The next moment, the dragon came crashing down. The head of the arrow had barely touched its scales when the beast suddenly stood motionless in the air. For Lotye it looked like the scales were overlaid with a grey, rocky texture. She even thought to hear a cracking noise as the dragon’s bloated body turned to stone. Though this created a new problem. Damn it, those plans have a habit of working out far too well, Lotye thought. The dragon was falling right towards them and she watched helplessly as the already big beast got bigger and bigger in her field of view. Only some bold and hasty manoeuvre saved them, but as the ship was suddenly pulled up and away from the rocky danger, Lotye felt like she was being thrown over board. With all of her strength she had to cling to the rail as the dragon turned to stone whooshed down past the ship and towards the ground right next to her. She had to focus entirely on staying on her feet and so didn’t notice that Peino had slipped and disappeared.
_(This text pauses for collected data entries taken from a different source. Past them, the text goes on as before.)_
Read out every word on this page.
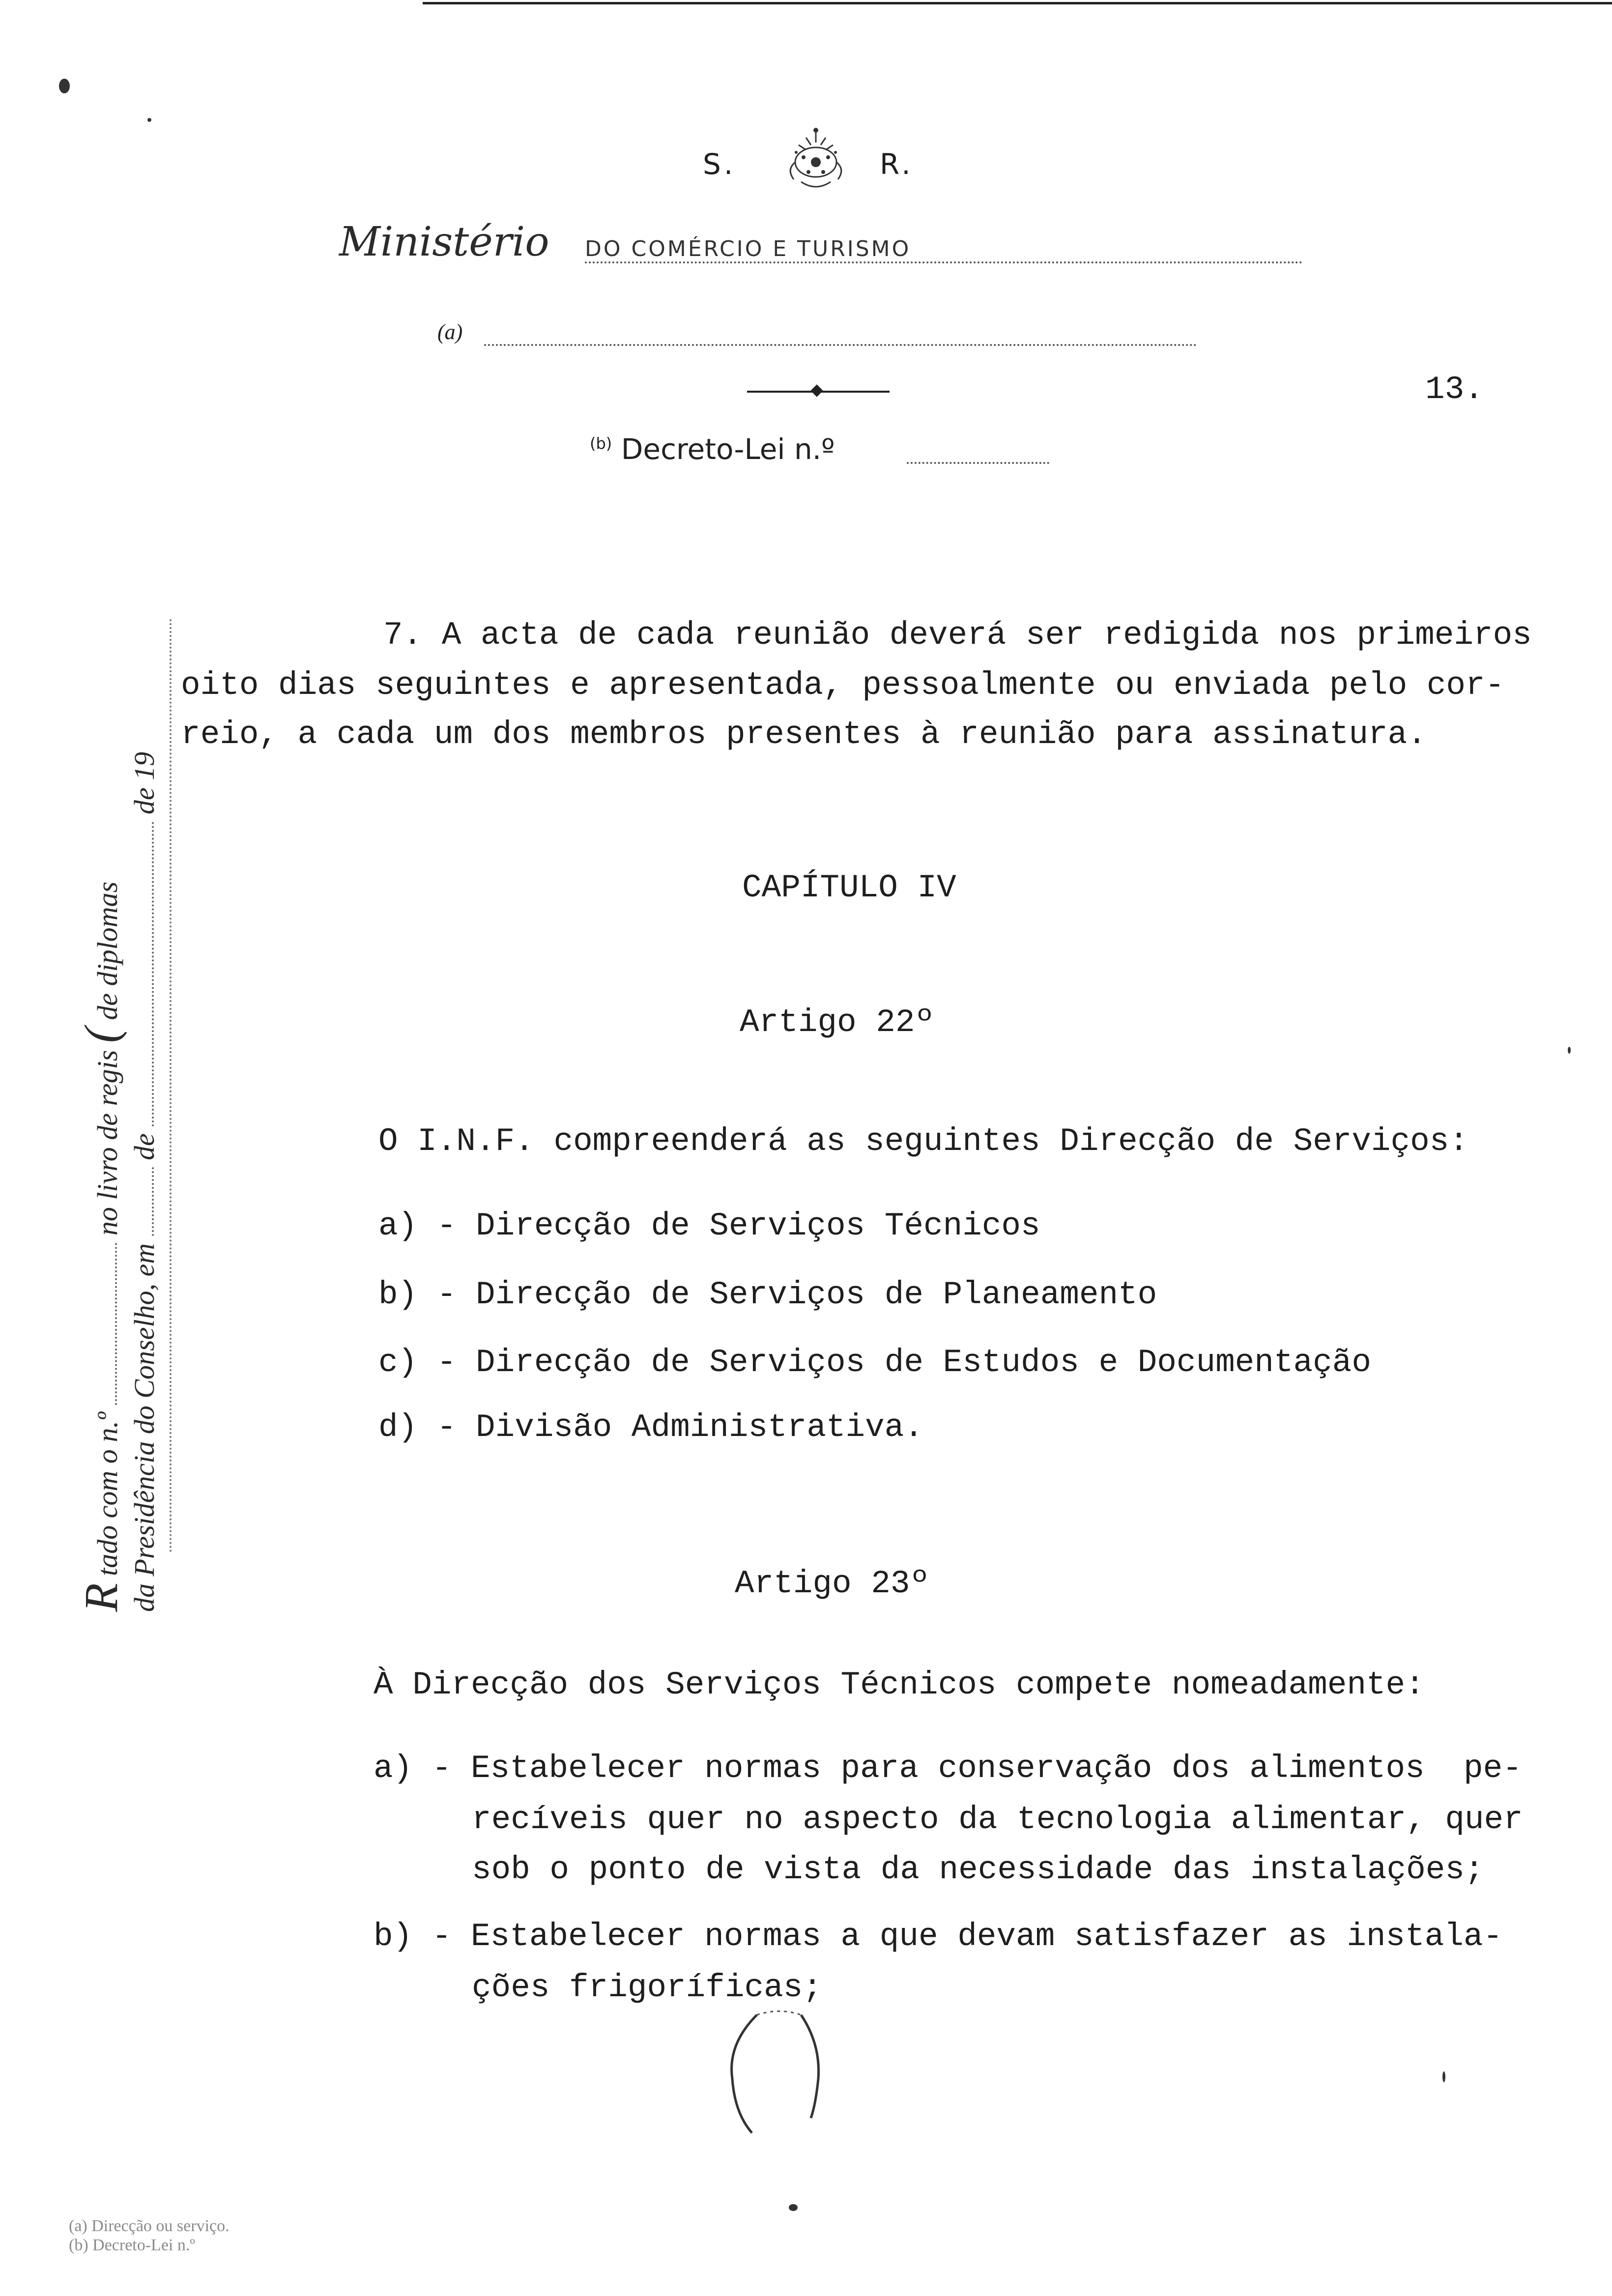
S.	R.
Ministério DO COMÉRCIO E TURISMO
(a)
13.
$^{(b)}$ Decreto-Lei n.º
R tado com o n.º  no livro de regis ( de diplomas
da Presidência do Conselho, em  de  de 19
7. A acta de cada reunião deverá ser redigida nos primeiros
oito dias seguintes e apresentada, pessoalmente ou enviada pelo cor-
reio, a cada um dos membros presentes à reunião para assinatura.
CAPÍTULO IV
Artigo 22º
O I.N.F. compreenderá as seguintes Direcção de Serviços:
a) - Direcção de Serviços Técnicos
b) - Direcção de Serviços de Planeamento
c) - Direcção de Serviços de Estudos e Documentação
d) - Divisão Administrativa.
Artigo 23º
À Direcção dos Serviços Técnicos compete nomeadamente:
a) - Estabelecer normas para conservação dos alimentos  pe-
recíveis quer no aspecto da tecnologia alimentar, quer
sob o ponto de vista da necessidade das instalações;
b) - Estabelecer normas a que devam satisfazer as instala-
ções frigoríficas;
(a) Direcção ou serviço.
(b) Decreto-Lei n.º
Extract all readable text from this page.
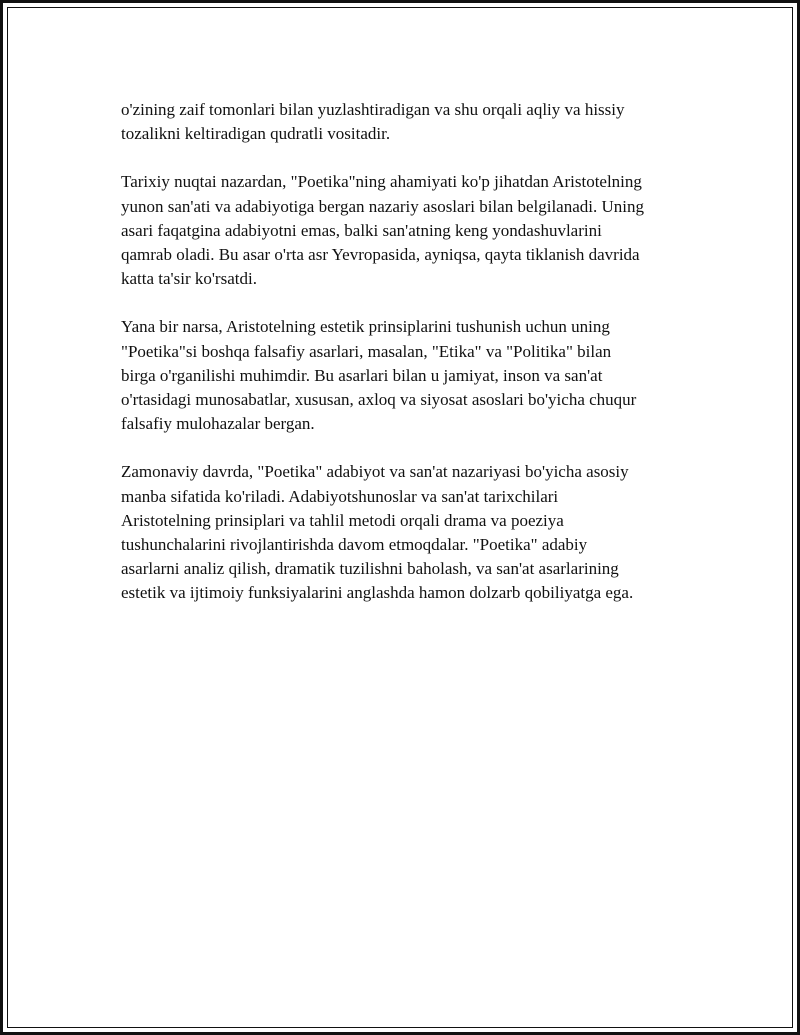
o'zining zaif tomonlari bilan yuzlashtiradigan va shu orqali aqliy va hissiy
tozalikni keltiradigan qudratli vositadir.

Tarixiy nuqtai nazardan, "Poetika"ning ahamiyati ko'p jihatdan Aristotelning
yunon san'ati va adabiyotiga bergan nazariy asoslari bilan belgilanadi. Uning
asari faqatgina adabiyotni emas, balki san'atning keng yondashuvlarini
qamrab oladi. Bu asar o'rta asr Yevropasida, ayniqsa, qayta tiklanish davrida
katta ta'sir ko'rsatdi.

Yana bir narsa, Aristotelning estetik prinsiplarini tushunish uchun uning
"Poetika"si boshqa falsafiy asarlari, masalan, "Etika" va "Politika" bilan
birga o'rganilishi muhimdir. Bu asarlari bilan u jamiyat, inson va san'at
o'rtasidagi munosabatlar, xususan, axloq va siyosat asoslari bo'yicha chuqur
falsafiy mulohazalar bergan.

Zamonaviy davrda, "Poetika" adabiyot va san'at nazariyasi bo'yicha asosiy
manba sifatida ko'riladi. Adabiyotshunoslar va san'at tarixchilari
Aristotelning prinsiplari va tahlil metodi orqali drama va poeziya
tushunchalarini rivojlantirishda davom etmoqdalar. "Poetika" adabiy
asarlarni analiz qilish, dramatik tuzilishni baholash, va san'at asarlarining
estetik va ijtimoiy funksiyalarini anglashda hamon dolzarb qobiliyatga ega.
The danger was far from over, though. Lotye had nearly forgotten about the lower, second dragon, but it was still there. It took some effort and cranking of her neck to see it, but when she finally saw it, she realised that it was much too close. And then, all of a sudden, she didn’t see it any more at all. Pure darkness surrounded her, she could only make out hints of movements around her. At first, Lotye was shocked, but luckily she had the presence of mind to realise that it had to be one of lord Nightwise’s spell and so she just continued to hold on to her life and to the wooden railing in front of her. With a snapping bang, the darkness faded again just as quickly as it had come.
When Lotye saw the dragon again, it was too late. Its enormous wings hit the ship not far away from where she was standing. This time, she wasn’t able to stay on her feet. She was thrown back and her body hit the deck hard. Every bone in her body hurt, but apart from a few scratches and bruises and tears in her clothes, she seemed unharmed. I probably should thank the gods for that later. Slowly and weak-kneed, she got back up on her feet. The ship was still shaking. Or maybe only she was. Only now she realised that there was something missing. A whole part of the ship, to be precise. Complete with the person that had been on that part.
“Peino!”, she whispered worriedly. Cautiously, setting one foot in front of the other, Lotye approached the breakage, not sure what she was expecting to see. When she heard the noble elf cursing, she felt a wave of relief running over her body. While sailors began to run to the railings to take the remaining dragon under fire, she was still moving much slower and therefore wasn’t the first one to reach what had once been the bowsprit. Next to the man she recognised as the ship’s unsympathetic first mate, she went down on her knees, her hands holding onto the broken wooden planks, and looked down to see the Prince entangled in a rope and the mate trying to rescue him. They were out in the open, completely unprotected should the dragon come back.
“Hey”, Lotye said, turning her head to Beau, “is there anything I can do to help?”